As the West African countries are depending heavily on their ports for international trade, the quality of the ports varies strongly. The assessment of a port’s performance from the point of view of the exporter/importer focuses primarily on the dwell time of cargo in port, measured in terms of the number of days that a tonne of cargo remains on port. A high dwell time is generally an indication that all is not well with the port (African Development Report 2010, African Development Bank). In West Africa dwell time in ports can run up to several weeks whereas in Europe it is only a few days. These high dwell times lead to high transport costs for shipping owners, terminal operators and traders, decreasing the global competitiveness of West African ports and hurting the economy.

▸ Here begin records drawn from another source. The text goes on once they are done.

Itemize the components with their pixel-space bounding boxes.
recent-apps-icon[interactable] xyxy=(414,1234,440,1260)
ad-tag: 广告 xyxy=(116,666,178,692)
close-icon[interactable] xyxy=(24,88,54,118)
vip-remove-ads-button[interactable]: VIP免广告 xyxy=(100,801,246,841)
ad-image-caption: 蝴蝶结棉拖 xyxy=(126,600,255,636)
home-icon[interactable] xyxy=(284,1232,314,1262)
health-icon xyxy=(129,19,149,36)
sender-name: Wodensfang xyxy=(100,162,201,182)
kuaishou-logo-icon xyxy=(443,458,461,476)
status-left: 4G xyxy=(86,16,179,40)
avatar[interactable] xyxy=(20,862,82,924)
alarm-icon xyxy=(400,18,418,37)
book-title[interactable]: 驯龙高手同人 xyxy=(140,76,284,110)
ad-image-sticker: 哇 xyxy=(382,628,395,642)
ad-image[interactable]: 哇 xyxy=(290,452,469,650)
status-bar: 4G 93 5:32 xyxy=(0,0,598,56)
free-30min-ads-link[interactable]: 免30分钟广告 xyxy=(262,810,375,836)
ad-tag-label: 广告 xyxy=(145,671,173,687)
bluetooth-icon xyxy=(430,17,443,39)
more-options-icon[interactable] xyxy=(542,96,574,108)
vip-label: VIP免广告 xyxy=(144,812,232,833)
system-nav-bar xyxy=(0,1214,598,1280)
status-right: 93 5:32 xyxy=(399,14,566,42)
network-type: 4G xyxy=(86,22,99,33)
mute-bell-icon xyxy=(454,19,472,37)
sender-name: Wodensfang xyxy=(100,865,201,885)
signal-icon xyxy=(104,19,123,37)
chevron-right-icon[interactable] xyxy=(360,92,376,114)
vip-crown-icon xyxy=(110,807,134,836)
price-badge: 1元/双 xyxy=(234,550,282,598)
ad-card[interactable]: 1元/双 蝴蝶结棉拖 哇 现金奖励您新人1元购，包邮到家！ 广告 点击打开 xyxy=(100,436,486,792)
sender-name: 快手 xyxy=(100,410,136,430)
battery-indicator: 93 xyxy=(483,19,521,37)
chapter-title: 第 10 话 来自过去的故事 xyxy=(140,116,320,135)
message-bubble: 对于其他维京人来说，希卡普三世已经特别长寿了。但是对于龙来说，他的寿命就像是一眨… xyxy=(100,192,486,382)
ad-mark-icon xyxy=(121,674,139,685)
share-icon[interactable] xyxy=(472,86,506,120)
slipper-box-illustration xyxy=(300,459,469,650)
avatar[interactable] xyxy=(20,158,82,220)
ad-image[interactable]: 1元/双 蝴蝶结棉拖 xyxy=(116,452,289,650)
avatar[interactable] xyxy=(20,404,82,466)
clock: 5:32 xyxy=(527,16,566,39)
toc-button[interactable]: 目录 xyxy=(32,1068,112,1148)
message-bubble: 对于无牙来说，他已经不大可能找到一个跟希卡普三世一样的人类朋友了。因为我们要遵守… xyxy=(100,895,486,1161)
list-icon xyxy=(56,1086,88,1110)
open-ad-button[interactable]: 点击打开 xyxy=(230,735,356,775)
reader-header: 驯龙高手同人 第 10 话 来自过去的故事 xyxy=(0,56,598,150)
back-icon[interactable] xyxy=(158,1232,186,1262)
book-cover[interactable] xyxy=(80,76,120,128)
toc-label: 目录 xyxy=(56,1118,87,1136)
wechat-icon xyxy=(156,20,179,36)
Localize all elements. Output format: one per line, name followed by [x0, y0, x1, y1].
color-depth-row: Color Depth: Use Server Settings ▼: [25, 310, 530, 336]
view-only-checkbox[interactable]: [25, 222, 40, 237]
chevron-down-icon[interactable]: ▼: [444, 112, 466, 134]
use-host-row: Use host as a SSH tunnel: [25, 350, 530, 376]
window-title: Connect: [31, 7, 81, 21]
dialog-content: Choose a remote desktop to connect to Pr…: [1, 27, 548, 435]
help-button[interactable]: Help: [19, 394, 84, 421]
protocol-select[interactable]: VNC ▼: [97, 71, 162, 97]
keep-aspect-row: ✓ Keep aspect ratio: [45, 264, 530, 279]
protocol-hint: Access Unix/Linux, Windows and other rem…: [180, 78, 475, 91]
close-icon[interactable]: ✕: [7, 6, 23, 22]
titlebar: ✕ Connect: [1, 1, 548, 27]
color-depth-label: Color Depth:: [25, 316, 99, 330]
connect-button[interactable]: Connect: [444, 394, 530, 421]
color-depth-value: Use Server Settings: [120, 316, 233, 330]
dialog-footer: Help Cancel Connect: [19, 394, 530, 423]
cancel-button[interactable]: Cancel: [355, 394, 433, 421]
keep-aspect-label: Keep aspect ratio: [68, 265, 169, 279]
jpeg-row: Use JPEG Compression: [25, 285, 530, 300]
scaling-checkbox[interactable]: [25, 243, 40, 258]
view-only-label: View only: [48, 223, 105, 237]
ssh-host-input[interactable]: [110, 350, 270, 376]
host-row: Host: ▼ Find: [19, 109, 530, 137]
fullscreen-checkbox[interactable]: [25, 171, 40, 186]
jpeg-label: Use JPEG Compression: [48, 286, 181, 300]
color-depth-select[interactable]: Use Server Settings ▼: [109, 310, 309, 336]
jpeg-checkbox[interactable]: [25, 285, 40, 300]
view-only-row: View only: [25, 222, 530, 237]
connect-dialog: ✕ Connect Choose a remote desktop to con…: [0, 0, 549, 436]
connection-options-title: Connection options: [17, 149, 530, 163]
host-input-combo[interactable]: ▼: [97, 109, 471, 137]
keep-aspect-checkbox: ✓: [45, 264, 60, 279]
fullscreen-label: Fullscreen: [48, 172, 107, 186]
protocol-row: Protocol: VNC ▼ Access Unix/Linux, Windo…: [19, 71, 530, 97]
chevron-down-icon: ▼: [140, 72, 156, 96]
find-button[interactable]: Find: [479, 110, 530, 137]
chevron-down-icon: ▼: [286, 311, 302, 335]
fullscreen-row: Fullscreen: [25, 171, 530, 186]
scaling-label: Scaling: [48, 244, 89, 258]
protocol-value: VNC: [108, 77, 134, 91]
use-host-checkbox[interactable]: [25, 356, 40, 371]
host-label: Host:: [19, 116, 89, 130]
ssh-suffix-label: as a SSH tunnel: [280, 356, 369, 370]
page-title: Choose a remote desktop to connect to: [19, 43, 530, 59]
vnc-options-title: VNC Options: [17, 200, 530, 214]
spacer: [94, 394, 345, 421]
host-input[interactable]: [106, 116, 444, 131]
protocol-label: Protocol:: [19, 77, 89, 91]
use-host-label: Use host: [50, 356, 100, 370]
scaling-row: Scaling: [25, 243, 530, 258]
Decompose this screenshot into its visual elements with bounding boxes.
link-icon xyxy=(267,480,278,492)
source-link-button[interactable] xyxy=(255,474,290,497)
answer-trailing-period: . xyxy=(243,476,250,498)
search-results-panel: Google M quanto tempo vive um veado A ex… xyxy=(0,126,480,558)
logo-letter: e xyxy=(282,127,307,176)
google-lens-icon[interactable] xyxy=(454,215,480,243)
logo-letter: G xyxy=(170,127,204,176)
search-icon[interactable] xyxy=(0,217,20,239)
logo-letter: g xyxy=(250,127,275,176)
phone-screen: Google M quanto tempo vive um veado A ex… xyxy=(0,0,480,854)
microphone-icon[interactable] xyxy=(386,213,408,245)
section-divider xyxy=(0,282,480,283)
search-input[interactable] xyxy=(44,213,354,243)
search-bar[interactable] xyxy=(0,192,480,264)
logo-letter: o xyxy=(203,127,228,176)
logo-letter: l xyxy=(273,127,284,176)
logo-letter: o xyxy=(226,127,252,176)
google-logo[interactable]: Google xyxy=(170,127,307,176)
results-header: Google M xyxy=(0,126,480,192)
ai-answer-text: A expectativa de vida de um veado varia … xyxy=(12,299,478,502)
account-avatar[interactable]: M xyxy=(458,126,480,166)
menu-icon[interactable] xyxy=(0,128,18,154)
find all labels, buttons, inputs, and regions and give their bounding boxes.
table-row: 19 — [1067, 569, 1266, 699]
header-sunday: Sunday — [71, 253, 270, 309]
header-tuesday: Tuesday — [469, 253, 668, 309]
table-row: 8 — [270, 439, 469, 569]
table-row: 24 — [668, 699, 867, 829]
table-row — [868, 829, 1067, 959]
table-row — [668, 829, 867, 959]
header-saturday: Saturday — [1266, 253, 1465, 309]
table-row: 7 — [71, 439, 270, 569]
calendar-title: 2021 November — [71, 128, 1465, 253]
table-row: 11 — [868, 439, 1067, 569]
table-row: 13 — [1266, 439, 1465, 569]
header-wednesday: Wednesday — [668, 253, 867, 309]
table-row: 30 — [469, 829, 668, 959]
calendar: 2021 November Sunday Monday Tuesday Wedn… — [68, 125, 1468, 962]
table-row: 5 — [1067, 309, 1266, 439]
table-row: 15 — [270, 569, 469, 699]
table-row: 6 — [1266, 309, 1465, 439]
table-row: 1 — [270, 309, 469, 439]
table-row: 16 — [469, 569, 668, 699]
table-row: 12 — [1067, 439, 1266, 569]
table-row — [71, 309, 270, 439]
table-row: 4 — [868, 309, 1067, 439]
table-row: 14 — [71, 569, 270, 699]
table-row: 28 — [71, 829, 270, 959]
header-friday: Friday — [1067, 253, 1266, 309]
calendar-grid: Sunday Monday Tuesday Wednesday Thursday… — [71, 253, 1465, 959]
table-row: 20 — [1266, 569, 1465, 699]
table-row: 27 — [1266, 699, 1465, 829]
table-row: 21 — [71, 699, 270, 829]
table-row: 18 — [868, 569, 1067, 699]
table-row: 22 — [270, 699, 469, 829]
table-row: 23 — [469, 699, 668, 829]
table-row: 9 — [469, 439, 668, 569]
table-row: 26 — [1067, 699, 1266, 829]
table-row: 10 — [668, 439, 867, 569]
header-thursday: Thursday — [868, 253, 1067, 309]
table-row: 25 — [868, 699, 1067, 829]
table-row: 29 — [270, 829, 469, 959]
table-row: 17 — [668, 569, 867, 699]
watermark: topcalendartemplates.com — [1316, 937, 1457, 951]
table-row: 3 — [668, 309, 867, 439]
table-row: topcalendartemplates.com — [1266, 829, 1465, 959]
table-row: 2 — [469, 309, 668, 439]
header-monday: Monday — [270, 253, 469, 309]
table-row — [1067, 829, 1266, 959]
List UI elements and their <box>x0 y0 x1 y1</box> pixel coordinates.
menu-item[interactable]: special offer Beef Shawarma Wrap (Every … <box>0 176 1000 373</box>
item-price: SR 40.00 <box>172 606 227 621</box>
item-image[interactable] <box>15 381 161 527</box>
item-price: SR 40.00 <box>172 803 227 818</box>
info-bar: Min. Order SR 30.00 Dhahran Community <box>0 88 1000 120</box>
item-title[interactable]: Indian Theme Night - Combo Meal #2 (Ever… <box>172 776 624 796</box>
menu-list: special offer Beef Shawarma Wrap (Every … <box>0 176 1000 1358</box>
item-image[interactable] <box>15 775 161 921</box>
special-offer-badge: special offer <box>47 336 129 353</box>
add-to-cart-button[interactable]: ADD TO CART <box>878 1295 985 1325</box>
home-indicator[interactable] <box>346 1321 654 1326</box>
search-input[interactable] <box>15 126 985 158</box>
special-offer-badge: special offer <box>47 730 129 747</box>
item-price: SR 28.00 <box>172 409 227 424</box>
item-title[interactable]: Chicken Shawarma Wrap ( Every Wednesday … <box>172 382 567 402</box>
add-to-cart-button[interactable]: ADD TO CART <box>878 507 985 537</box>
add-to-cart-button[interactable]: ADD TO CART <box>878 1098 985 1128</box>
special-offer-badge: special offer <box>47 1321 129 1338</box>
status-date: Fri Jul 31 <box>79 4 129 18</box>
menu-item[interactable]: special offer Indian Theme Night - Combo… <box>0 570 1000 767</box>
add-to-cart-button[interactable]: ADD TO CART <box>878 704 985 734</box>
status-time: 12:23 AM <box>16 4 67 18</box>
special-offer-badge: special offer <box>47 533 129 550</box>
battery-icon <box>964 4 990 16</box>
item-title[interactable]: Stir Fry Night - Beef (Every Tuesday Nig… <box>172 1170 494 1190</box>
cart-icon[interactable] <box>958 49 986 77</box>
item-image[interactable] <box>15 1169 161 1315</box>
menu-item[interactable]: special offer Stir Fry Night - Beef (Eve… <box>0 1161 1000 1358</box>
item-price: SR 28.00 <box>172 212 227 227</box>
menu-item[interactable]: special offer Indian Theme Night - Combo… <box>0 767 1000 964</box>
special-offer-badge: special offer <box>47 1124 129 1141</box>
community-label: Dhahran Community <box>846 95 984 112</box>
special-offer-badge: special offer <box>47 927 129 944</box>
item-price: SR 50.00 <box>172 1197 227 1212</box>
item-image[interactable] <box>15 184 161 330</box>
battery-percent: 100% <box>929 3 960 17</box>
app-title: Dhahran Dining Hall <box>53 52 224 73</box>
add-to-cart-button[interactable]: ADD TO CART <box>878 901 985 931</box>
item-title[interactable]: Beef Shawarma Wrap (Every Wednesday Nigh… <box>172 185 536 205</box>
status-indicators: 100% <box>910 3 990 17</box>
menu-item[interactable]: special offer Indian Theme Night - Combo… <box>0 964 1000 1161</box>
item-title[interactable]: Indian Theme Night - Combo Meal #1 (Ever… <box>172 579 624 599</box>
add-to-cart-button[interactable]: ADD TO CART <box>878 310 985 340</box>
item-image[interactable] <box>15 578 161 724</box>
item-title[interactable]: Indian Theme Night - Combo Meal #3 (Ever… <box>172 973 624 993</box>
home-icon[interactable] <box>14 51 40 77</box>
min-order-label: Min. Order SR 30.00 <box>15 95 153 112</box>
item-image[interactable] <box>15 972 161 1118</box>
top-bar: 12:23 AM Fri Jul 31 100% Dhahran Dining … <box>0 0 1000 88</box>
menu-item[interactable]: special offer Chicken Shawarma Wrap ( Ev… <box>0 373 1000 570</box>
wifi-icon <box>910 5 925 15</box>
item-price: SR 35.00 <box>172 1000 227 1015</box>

Investments in Port infrastructure
To improve the competitiveness of West African ports by – among others – decreasing dwell times, national governments, private operators and international donors have invested billions of dollars in modernizing regional ports and expanding port capacities. Between 2012 and 2020 alone more than 10 billion US dollars is invested in improving the port infrastructure in West Africa. A large part of these investments are done by Chinese companies which are – as part of the 100 billion US dollar investment plan ‘Maritime Silk Road’ – financially supported by the Chinese government. Also other Asian countries like Japan and South-Korea are investing millions of dollars in West African ports and connecting infrastructure. European and American companies are more active in the offshore industry, port engineering, port dredging and port services. Especially the dredging of ports is a major activity for the national port authorities. The continuous silting makes it necessary for port authorities to keep the right depth to their ports, otherwise larger oceangoing vessels wouldn’t be able to call on the West African ports. Of the worldwide annual dredging turnover of 11,7 billion US dollars in 2013, Africa had a share of seven per cent or 820 million US dollars. In 2007 this figure for Africa was 530 million US dollar.

Promising future
Due to its rich endowments of natural resources, the countries in West Africa are in a good position to continue their strong economic growth path. World demand for important West African export products like oil, gas, diamonds, gold, and cacao will stay high due to increasing household incomes in especially Asia and faster economic growth rates in Europe and US. Furthermore, growing per capita income at home will support local industries and providing much needed new jobs. Improvements in governance and rule of law in countries like Senegal, Ghana and Cameroon are enhancing the attractiveness to foreign investors. But at the same time, corruption is endemic, agricultural productivity lacks behind population growth, youth employment is at unsustainable high levels, and poor infrastructure are underpinning the global competitiveness of West Africa.  Fortunately, most of the foreign private and public investments pouring into West Africa are aiming at diminishing these constraints. The example of the increasing volumes of investments in port infrastructure are signs of changing times. Albeit this process of change seems slow at first hand, comparing the situation of West Africa with ten years ago the future for this region looks promising.